David M. Blitzer, Chairman of the S&P Dow Jones Indices Index Committee, noted that despite the month-to-month increases, the rates of the gains have declined. “More cities are experiencing slow gains each month than the previous month, suggesting that the rate of increase may have peaked.”
New home prices have fallen each month since the record-setting rises in home prices seen in April. The median price of a new home was $254,600 in August as reported by to the Census Bureau.
Data from the National Association of Realtors also indicated the median price of an existing home fell for the second consecutive month to $212,100. Prices of existing homes had risen steadily since March before reaching their highest levels yet this year in June.

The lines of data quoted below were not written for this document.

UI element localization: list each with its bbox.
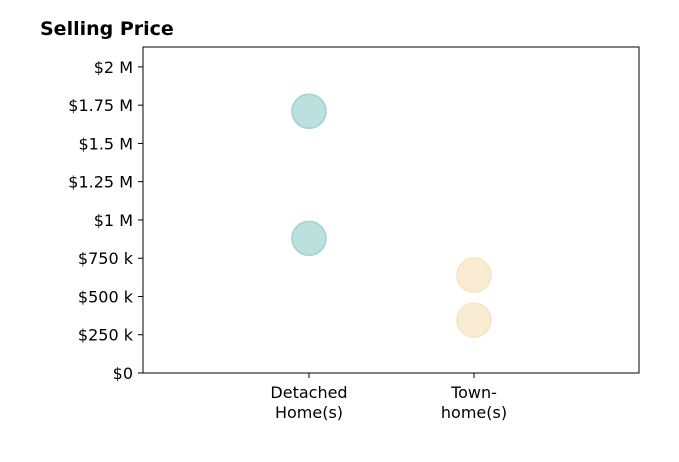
y-tick-label: $1.75 M	[68, 96, 133, 115]
x-tick-label: Detached	[270, 383, 347, 402]
plot-frame	[142, 46, 640, 374]
y-tick-label: $500 k	[78, 287, 134, 306]
y-tick-label: $2 M	[94, 58, 133, 77]
y-tick-label: $750 k	[78, 249, 134, 268]
y-tick-label: $1 M	[94, 211, 133, 230]
y-tick-label: $0	[113, 364, 133, 383]
x-tick-label: home(s)	[441, 403, 507, 422]
y-axis: $0 $250 k $500 k $750 k $1 M $1.25 M $1.5 M $1.…	[68, 58, 143, 383]
data-point	[456, 257, 492, 293]
data-point	[291, 93, 327, 130]
x-tick-label: Town-	[450, 383, 497, 402]
y-tick-label: $250 k	[78, 326, 134, 345]
y-tick-label: $1.25 M	[68, 173, 133, 192]
y-tick-label: $1.5 M	[78, 134, 133, 153]
data-point	[456, 302, 492, 338]
x-tick-label: Home(s)	[275, 403, 343, 422]
data-point	[291, 220, 327, 257]
chart-title: Selling Price	[40, 18, 174, 40]
points-layer	[291, 93, 492, 338]
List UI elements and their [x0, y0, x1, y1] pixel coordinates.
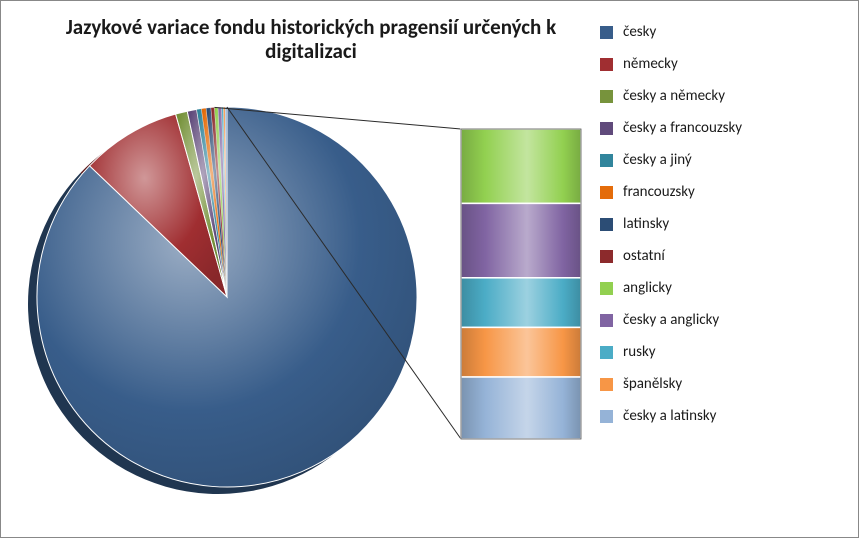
legend-swatch — [600, 90, 613, 103]
legend-label: česky a francouzsky — [623, 119, 742, 137]
legend-label: ostatní — [623, 247, 665, 265]
legend-swatch — [600, 314, 613, 327]
legend-item: španělsky — [600, 375, 830, 393]
callout-bar-segment — [461, 129, 581, 203]
legend-label: francouzsky — [623, 183, 695, 201]
legend-item: francouzsky — [600, 183, 830, 201]
legend-label: rusky — [623, 343, 656, 361]
legend-swatch — [600, 250, 613, 263]
legend-swatch — [600, 26, 613, 39]
legend-label: česky a latinsky — [623, 407, 716, 425]
legend-label: česky a anglicky — [623, 311, 719, 329]
callout-bar-segment — [461, 377, 581, 439]
legend-swatch — [600, 186, 613, 199]
legend-swatch — [600, 282, 613, 295]
legend-item: ostatní — [600, 247, 830, 265]
legend-label: anglicky — [623, 279, 672, 297]
callout-bar-segment — [461, 278, 581, 328]
legend-swatch — [600, 410, 613, 423]
legend-swatch — [600, 378, 613, 391]
legend-label: česky a německy — [623, 87, 725, 105]
legend-item: latinsky — [600, 215, 830, 233]
legend-item: česky a německy — [600, 87, 830, 105]
callout-bar-segment — [461, 327, 581, 377]
legend-label: španělsky — [623, 375, 682, 393]
legend-item: česky a latinsky — [600, 407, 830, 425]
legend-swatch — [600, 122, 613, 135]
legend-label: německy — [623, 55, 678, 73]
legend-item: česky a jiný — [600, 151, 830, 169]
legend-item: anglicky — [600, 279, 830, 297]
legend-item: česky a anglicky — [600, 311, 830, 329]
legend-item: česky — [600, 23, 830, 41]
legend-item: rusky — [600, 343, 830, 361]
legend-swatch — [600, 218, 613, 231]
legend-label: česky a jiný — [623, 151, 692, 169]
legend-item: německy — [600, 55, 830, 73]
legend-item: česky a francouzsky — [600, 119, 830, 137]
legend-swatch — [600, 154, 613, 167]
legend-label: latinsky — [623, 215, 669, 233]
callout-bar-segment — [461, 203, 581, 277]
legend-swatch — [600, 58, 613, 71]
legend-swatch — [600, 346, 613, 359]
chart-frame: Jazykové variace fondu historických prag… — [0, 0, 859, 538]
legend-label: česky — [623, 23, 656, 41]
legend: česky německy česky a německy česky a franc… — [600, 23, 830, 439]
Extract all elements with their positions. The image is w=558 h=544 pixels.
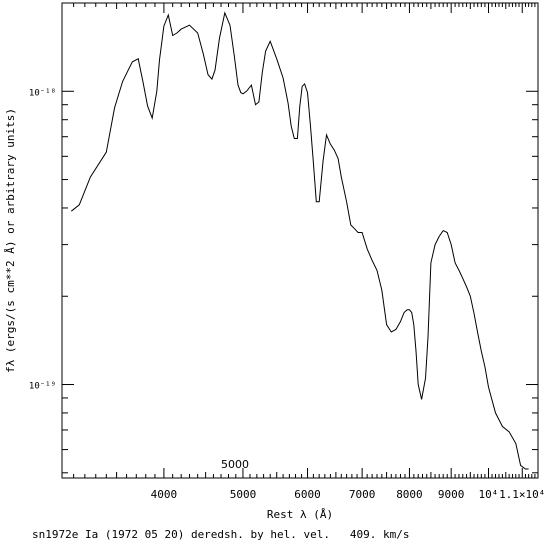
x-tick-label: 7000 [349,488,376,501]
y-tick-label: 10⁻¹⁹ [29,382,56,392]
x-tick-label: 5000 [230,488,257,501]
x-tick-label: 8000 [396,488,423,501]
annotation-label: 5000 [221,458,249,471]
chart-caption: sn1972e Ia (1972 05 20) deredsh. by hel.… [32,528,410,541]
y-axis-label: fλ (ergs/(s cm**2 Å) or arbitrary units) [4,108,17,373]
x-tick-label: 9000 [438,488,465,501]
x-tick-label: 4000 [151,488,178,501]
plot-frame [61,2,539,479]
x-tick-label: 1.1×10⁴ [499,488,545,501]
axis-ticks [62,2,538,478]
tick-labels: 4000 5000 6000 7000 8000 9000 10⁴ 1.1×10⁴ 10⁻¹⁸ 1… [29,88,546,501]
y-tick-label: 10⁻¹⁸ [29,88,56,98]
spectrum-line [70,11,529,470]
x-tick-label: 6000 [294,488,321,501]
x-tick-label: 10⁴ [479,488,499,501]
x-axis-label: Rest λ (Å) [267,508,333,521]
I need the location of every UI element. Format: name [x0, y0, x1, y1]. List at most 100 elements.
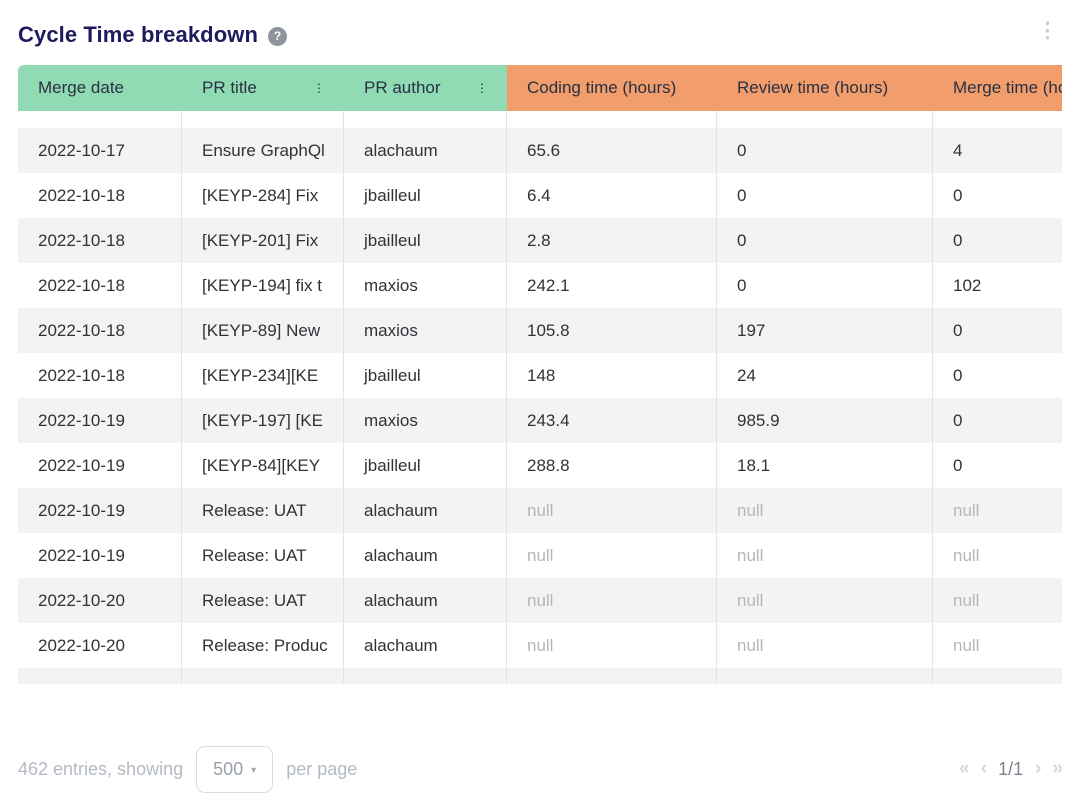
- cell-value: [KEYP-89] New: [202, 320, 321, 340]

The recent rise in home prices has given way to talk of another bubble, yet according to experts like Robert J. Shiller, this is not yet the case. In the 16 months that ended in July, the 10-city composite of the S&P/Case Shiller Home Price Index showed home prices were up 18.4 percent. Prior to the housing bubble and 2008 financial crisis that followed, home prices increased by 22.7 percent in the 16 months that ended in July 2004.
Cause for concern? Not quite yet. In the short-term, consumers expect home prices will continue to increase. Long-term expectations, however, are fairly reasonable. In addition, buyers purchasing homes as rental properties are on the rise. Demand for rental housing is not likely to sustain high prices.
Mortgage rates experienced a slight but steady decline throughout September. The 4.49% rate for a 30-year fixed mortgage reported during the last full week of September is the lowest rate since June.
While rates above 4% do look high compared to the record-low 3.31% seen in November 2012 and the 3% range of rates available throughout most of May, current interest rates remain low compared to levels seen in the past.
Accordingly, most analysts do not anticipate increases will have a negative impact on the housing recovery. As Shiller noted in his aforementioned piece, interest rates considered low near the height of the2004 housing bubble were just over 6 percent for a 30-year mortgage.
It remains to be seen if potential buyers, discouraged by limited supply and rising interest rates over the summer, will return to the market as the buying season slows over the fall and winter months.